As for the music, it is nothing short of a retro masterpiece. The soundtrack is even sold on Steam. Bleeps and bloops bring out the charming space atmosphere and will play in your head even when you’re not playing the game. Rarely has a soundtrack fitted a game as perfectly as in FTL.
Unlockables provide substantial replay value. New ships are the main rewards and each ship has a different playstyle. The Slug Cruiser relies on taking out the enemy crew and the Zoltan Cruiser has the protection of a unique shield. You can also unlock a Type B of each ship, providing yet another variation to gameplay. Oh did I mention mods? The FTL community has developed a nice selection of mods to further the replay value even longer. A slight drawback to the game is a lack of DLC, which is weird to say since many games suffer from too much DLC.

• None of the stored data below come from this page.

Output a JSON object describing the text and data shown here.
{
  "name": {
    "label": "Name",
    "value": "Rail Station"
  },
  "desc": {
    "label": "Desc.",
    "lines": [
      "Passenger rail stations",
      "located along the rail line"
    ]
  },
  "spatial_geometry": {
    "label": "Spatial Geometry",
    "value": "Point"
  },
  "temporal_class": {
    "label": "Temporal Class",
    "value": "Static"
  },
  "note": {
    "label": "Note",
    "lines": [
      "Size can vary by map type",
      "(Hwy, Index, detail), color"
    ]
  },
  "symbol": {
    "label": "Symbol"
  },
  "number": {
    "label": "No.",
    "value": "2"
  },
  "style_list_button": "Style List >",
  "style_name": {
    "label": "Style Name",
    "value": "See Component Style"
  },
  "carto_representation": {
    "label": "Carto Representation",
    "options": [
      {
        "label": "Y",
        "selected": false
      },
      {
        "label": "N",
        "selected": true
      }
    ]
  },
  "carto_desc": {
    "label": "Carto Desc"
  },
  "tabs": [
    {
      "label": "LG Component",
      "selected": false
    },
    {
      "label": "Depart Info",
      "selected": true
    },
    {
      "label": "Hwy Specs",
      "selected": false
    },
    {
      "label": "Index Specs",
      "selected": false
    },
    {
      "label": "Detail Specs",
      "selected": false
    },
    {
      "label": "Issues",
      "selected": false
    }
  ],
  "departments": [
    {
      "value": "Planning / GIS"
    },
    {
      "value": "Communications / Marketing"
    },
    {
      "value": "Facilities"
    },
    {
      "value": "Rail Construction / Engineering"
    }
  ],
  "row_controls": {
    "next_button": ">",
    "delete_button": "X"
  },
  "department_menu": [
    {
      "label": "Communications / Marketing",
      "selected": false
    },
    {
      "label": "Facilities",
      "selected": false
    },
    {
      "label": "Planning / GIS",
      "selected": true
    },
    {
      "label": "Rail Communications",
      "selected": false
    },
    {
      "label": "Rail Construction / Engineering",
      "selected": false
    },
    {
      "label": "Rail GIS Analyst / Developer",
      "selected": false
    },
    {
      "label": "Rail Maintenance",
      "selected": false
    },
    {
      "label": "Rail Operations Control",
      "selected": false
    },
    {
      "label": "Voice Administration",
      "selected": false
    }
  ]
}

You will die. You will die a lot. The game can be exceedingly difficult at times and the “Easy” mode is more like Normal. The “Normal” mode should really be called Death. Yet even when losing FTL is satisfying and not many games can pull that off. You have a sense of “maybe if I did this next time, things will go smoother” and space runs are quick enough that you won’t regret starting over. Do you have a hipster friend who tells you games are too easy these days? Yeah, right. FTL, enough said.
So like most strategy games, the most satisfying part is using a mix of brains and luck to overcome a particularly difficult situation. FTL is a master of creating those scenarios. Your ship will be on its last leg, limping just ahead of the Rebels with your crew fighting Rockmen while slowly suffocating from lack of oxygen. Oh, and your ship is on fire. What will you do? Whatever you have to do to survive.
Tip: Never fight alien spiders. Never!
FTL: Faster Than Light can be found on both Steam and Good Old Games, often at a discounted price.